Today, I went with Ronaldo to the Portuguese language museum in a beautiful train station near downtown.
The museum was amazing and modern and a wet dream for grammar nerds. It features interactive exhibits about accents, common phrases, cliches, grammar and the evolution of the language. There's also a phenomenal video presentation in a room where the video surrounds visitors on all sides.
I couldn't understand all of the poetry and only a fraction of the exhibits I saw, but it was impressive all the same. I found the exhibit about the evolution of the language especially interesting.
It's crazy to me that this is a completely separate language and that when I hear it without listening to it, it almost sounds Asian, yet I'm able to understand so much of it. It's not just a cousin, but more like a brother to Spanish.
Before the museum, Ronaldo and I went to the Sao Paulo governor's palace and had a tour.
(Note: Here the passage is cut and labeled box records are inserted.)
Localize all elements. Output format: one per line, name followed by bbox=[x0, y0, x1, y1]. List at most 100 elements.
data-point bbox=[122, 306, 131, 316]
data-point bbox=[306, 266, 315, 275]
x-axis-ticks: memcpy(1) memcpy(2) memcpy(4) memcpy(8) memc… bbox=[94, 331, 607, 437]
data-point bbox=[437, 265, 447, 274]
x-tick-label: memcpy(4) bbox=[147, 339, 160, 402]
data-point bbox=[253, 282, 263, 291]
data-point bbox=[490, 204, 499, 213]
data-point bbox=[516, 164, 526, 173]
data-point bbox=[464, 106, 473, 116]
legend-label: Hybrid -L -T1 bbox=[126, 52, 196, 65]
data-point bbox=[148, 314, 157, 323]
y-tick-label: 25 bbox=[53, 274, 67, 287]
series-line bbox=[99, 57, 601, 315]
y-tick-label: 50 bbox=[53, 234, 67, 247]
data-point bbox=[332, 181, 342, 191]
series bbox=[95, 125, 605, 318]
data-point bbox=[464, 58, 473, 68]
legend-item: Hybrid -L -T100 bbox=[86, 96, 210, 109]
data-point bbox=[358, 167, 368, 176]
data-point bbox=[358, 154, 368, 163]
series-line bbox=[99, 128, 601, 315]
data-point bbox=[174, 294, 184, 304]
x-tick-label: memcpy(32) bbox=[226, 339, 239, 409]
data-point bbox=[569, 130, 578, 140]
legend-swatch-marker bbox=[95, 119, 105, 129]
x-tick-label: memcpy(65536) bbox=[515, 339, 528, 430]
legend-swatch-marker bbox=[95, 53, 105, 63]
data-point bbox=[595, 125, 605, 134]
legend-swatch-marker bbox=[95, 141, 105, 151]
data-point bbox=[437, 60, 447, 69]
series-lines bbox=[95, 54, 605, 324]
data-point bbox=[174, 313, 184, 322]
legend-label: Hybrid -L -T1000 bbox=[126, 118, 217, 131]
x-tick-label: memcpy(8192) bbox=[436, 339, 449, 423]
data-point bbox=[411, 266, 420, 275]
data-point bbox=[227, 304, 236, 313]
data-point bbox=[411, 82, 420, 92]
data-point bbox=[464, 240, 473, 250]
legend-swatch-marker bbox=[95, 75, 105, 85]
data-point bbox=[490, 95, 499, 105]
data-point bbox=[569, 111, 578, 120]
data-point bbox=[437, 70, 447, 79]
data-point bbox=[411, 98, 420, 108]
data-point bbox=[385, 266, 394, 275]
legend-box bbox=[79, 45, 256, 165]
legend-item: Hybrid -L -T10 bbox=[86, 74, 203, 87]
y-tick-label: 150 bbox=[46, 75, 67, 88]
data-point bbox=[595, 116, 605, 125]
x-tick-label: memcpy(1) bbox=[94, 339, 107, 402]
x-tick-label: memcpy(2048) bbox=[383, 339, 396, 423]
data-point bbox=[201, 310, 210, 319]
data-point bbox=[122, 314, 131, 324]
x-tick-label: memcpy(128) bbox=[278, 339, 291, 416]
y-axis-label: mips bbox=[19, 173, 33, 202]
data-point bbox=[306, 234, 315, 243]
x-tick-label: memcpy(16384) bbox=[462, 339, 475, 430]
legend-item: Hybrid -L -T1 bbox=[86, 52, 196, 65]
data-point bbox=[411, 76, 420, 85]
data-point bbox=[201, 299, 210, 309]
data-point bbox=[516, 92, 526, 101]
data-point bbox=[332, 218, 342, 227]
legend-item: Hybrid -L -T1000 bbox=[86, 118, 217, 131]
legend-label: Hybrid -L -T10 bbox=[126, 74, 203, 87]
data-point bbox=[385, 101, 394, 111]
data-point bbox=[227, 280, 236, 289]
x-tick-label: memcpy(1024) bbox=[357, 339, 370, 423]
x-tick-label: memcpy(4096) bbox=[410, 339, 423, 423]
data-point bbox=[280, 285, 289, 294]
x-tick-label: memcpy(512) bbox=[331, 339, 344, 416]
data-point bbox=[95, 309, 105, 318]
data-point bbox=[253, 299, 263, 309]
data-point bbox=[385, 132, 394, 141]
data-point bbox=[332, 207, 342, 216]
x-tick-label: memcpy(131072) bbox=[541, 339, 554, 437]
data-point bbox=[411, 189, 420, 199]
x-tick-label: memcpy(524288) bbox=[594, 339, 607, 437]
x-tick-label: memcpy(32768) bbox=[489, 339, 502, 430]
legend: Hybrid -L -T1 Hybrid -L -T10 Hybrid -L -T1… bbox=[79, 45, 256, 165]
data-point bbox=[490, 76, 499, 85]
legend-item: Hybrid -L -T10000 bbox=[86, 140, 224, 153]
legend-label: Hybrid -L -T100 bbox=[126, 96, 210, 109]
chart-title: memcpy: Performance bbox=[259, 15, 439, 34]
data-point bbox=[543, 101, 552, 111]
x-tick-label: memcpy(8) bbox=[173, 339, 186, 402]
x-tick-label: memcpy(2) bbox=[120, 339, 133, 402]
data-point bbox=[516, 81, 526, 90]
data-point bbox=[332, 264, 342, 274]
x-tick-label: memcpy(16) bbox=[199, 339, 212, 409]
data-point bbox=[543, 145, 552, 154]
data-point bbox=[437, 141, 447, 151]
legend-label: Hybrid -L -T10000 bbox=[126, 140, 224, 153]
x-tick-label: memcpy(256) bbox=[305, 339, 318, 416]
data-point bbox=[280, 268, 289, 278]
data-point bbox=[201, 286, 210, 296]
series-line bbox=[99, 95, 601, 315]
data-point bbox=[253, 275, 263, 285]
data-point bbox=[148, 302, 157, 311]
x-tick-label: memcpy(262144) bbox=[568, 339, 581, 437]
Our guide took us and a Colombian man through the marble halls. She spoke only Portuguese, yet the Colombian man never seemed to have trouble following what she told us and I only had to ask Ronaldo for clarification a few times.
So many of the words are the same, though many are different. The way they're said, however, is different enough to make me feel like I'm on the other side of a mirror trying to make sense of backward Spanish.
I usually turn into a seemingly stupid mute any time I think I might be asked to communicate here.
When I was in Santiago, I had a week of incredibly interesting Spanish classes with Hernan, who talked to me about the evolution of language. He explained that the emperor of the territory that would later be known as Spain gave Portugal to his younger son as a wedding gift in 1100. The older son maintained control of the rest of the territory. That physical division, Hernan told me, would solidify the division in the language. He added that Spain is actually home to several different languages and you can't call it Spanish there without getting in trouble. It's Castellano, he said.
The museum today didn't argue that Spanish and Portuguese are any more closely related than Spanish and French.
I've enjoyed my time in Sao Paulo and I've seen it from angles I don't think most people do. Ronaldo took me around by car, by subway and by foot. He's seen several places during my visit that he'd never been to before. It's a huge, huge, sprawling city.
The food is great. I've had coxinha, a batter and fried chicken in soft dough, and pao de quejo, cheese bread. They are two of my favorites, along with acai (ah-say-ee), a sorbet made from a sort of dusty-tasting red fruit that Ronaldo said he's never seen in fruit form.
We leave early tomorrow morning on a flight to Lima, Peru with plans to see Machu Picchu and Bolivia. Yet another two-week bite out of this adventure.
I've loved my time here and my Portuguese experiment, but I do so look forward to again feeling competent and intelligent in a place where I can speak the language with relative confidence.